La princesa responde: «Nos parece todavía muy breve el tiempo para pactar un contrato a perpetuidad».
Y eso era todo. El final.
Salvo que, claro está, no era el final. A Thomas le resultó imposible leer el final sin imaginar qué ocurriría en Trabajos de amor ganados, sin duda la conclusión romántica a la que la obra previa se había resistido.

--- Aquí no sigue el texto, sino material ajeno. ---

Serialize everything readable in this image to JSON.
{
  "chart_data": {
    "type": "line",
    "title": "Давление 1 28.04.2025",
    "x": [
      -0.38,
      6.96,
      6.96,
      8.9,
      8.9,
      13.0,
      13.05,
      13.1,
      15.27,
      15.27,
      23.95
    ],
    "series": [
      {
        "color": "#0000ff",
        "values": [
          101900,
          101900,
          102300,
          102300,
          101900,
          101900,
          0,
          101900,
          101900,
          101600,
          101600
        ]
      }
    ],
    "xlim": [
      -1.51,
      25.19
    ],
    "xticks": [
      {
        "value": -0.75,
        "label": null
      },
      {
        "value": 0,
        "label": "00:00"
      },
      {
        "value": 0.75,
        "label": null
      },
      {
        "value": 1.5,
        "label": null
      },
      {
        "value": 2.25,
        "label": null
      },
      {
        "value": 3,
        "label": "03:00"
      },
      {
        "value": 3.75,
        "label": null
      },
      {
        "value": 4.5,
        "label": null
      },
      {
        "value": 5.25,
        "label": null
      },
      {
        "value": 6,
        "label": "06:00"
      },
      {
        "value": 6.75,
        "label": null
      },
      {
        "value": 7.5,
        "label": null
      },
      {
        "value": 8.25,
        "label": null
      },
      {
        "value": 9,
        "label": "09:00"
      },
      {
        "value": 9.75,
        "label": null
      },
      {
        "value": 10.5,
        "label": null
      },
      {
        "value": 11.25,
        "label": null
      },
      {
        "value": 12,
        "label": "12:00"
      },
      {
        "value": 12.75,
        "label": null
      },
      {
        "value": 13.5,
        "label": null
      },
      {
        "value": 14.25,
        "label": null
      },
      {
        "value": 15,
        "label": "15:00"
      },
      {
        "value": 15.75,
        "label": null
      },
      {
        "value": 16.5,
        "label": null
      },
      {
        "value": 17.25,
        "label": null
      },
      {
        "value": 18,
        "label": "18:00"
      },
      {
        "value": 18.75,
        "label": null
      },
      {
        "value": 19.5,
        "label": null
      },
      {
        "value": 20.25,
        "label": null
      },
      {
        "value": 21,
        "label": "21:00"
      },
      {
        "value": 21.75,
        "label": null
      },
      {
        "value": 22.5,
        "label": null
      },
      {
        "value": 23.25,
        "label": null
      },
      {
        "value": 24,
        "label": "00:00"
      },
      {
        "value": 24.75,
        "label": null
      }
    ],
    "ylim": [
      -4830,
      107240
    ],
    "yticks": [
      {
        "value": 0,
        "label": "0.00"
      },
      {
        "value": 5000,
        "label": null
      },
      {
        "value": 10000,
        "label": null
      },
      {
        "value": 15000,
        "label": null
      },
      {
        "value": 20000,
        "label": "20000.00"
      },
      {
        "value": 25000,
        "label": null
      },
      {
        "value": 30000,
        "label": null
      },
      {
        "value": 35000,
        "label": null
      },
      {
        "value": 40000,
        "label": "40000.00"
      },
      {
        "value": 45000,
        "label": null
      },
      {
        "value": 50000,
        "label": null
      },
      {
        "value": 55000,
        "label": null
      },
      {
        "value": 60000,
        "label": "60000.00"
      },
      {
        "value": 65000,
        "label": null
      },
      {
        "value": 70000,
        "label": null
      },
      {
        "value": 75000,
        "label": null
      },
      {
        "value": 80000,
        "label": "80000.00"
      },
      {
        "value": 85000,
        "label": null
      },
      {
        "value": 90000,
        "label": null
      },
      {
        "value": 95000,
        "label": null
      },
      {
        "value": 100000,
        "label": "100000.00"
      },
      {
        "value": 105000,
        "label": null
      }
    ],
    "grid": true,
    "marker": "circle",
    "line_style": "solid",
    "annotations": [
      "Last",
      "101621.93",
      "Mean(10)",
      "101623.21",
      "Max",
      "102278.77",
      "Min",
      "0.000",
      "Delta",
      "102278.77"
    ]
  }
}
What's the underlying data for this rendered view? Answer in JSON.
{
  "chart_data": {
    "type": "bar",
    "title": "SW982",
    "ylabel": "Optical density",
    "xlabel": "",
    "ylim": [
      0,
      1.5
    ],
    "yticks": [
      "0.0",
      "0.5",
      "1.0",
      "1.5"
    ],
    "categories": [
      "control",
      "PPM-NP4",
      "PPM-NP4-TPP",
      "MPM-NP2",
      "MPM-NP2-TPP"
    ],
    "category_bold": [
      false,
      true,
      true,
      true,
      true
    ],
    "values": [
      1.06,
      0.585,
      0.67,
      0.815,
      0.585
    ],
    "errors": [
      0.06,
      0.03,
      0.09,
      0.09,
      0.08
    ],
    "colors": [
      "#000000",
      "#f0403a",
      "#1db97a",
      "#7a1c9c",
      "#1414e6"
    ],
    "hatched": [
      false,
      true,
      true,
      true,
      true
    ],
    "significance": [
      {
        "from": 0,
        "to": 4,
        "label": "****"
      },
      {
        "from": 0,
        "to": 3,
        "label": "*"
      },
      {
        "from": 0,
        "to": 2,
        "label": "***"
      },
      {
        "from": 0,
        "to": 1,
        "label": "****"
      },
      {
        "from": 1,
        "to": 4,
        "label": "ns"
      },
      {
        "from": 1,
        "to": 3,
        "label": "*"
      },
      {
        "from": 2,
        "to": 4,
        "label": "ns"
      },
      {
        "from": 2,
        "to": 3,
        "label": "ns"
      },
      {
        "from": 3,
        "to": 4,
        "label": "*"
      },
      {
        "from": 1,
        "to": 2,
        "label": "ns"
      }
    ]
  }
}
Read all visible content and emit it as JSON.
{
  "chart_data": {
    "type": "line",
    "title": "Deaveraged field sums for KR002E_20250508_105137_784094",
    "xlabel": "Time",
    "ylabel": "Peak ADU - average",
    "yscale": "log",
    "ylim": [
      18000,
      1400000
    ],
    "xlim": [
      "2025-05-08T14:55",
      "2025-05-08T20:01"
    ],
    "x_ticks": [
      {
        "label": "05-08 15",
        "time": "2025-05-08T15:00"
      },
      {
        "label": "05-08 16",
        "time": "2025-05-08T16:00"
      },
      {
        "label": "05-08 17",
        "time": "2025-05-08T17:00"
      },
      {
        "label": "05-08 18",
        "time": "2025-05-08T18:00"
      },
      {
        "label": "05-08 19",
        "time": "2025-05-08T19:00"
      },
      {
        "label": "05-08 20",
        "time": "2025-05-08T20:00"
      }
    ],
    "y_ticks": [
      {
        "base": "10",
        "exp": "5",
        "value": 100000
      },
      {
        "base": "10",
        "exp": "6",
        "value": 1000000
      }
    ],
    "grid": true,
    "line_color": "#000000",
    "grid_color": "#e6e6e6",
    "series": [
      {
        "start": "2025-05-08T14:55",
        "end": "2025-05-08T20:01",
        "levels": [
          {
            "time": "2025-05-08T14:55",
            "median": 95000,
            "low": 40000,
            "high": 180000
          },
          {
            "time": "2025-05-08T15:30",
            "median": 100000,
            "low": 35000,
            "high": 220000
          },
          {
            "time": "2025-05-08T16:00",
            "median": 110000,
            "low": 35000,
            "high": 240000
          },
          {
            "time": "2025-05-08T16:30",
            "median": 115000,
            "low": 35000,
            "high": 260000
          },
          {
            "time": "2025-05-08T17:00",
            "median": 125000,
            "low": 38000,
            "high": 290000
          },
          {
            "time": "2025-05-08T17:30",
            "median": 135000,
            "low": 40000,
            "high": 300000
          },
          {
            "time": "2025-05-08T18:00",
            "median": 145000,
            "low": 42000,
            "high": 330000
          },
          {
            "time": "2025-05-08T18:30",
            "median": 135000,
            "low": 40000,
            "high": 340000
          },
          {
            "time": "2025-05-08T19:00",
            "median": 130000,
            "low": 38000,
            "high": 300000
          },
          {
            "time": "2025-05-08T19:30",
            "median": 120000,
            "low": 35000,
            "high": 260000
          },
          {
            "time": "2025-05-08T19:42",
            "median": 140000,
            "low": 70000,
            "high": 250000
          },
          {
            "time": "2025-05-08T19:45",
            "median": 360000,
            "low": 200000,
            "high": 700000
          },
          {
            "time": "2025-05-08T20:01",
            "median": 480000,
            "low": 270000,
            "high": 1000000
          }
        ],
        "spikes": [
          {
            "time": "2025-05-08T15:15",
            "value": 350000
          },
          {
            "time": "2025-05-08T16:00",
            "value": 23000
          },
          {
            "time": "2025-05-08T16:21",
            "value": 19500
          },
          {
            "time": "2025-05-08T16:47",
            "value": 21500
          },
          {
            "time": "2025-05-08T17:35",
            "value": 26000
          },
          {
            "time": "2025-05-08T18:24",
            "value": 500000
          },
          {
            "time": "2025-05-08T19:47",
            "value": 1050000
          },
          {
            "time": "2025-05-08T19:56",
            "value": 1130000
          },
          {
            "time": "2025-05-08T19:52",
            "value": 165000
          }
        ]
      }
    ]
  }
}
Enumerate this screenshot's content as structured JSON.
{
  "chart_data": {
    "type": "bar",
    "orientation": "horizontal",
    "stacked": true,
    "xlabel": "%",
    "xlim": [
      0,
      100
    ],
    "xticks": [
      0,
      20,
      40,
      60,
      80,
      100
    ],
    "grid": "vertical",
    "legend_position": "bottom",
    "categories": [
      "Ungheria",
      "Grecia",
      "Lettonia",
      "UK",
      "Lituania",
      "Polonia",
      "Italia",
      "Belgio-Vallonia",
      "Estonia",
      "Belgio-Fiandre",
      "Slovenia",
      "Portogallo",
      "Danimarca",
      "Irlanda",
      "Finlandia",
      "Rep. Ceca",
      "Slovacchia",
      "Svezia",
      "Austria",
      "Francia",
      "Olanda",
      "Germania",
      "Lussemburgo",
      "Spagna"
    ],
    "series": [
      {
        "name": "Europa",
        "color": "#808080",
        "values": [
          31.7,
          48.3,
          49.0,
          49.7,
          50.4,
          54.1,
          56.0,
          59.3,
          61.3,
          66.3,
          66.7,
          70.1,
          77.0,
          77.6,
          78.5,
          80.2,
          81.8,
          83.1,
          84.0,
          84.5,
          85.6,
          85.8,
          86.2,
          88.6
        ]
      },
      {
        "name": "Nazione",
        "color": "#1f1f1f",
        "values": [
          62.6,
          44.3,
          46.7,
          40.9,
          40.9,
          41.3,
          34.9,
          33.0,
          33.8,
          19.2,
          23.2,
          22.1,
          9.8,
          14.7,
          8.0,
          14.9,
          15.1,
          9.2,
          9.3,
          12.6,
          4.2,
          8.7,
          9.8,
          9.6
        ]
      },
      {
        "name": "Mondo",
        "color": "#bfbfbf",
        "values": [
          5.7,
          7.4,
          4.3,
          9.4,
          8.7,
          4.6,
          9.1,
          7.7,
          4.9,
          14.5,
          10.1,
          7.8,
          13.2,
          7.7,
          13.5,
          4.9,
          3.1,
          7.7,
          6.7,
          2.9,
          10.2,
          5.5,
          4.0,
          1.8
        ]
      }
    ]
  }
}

Nunca antes, desde que le habían mencionado por vez primera esa idea, Thomas había estado tan seguro de la existencia de esa continuación, y creer en ello suponía en cierto modo creer que todavía existía.
Pero incluso mientras notaba la excitación y emoción de tal pensamiento, se preguntó si la obra no sería mejor con la sombría inconclusión de Trabajos de amor perdidos, por poco romántica y convencional que fuera.
Menos convencional, más parecida a la vida, pensó Thomas, rememorando brevemente su reciente discusión con Kumi. Que es menos una discusión que una etapa en un compromiso táctico mayor cuyo desenlace podría estar más cerca del de Trabajos de amor perdidos que del de cualquier continuación más esperanzadora…
Thomas alzó la vista y vio al otro lado del río a dos personas manteniendo una conversación. No les habría prestado más atención de no ser porque la mujer, que parecía tener al menos sesenta años de edad, había gritado de repente «¡No!» con sorprendente ferocidad. Tenía el cabello oscuro, largo, descuidado, con mechones canos, y sus oscuros ojos parecían estar a punto de salírsele de las órbitas. Mientras Thomas la observaba, esta comenzó a despotricar, gesticulando y señalando al hombre, que estaba de espaldas a Thomas y al río, aunque no fue capaz de oír lo que le estaba diciendo. Parte de la perorata era tan medida y rítmica que Thomas llegó a pensar que podría tratarse de la representación de una escena de una obra, de no ser porque la mujer parecía totalmente fuera de control. Agitó las manos y señaló al hombre (más bien una puñalada con su huesudo dedo) y Thomas pensó que le estaba profiriendo largos insultos.
—¡Venenoso sapo jorobado! —le pareció oír que gritaba.
O quizá lo había imaginado porque, de ser así, se trataría de Margarita gritando a Ricardo III.
El hombre no pareció responder, o bien murmuró alguna palabra que Thomas no pudo discernir desde el otro lado del Avon. Sus manos se movían ligeramente, como si estuviera haciendo gestos calmos, pero eran mínimos, empequeñecidos por la ira de la mujer.
Y entonces, repentinamente, la conversación terminó. La mujer se marchó y el hombre, con la espalda combada, se dio la vuelta hacia el agua antes de echar a andar lentamente en dirección a los andamios que rodeaban el Memorial Theatre.
Thomas parpadeó. Era su antiguo profesor, Randall Dagenhart.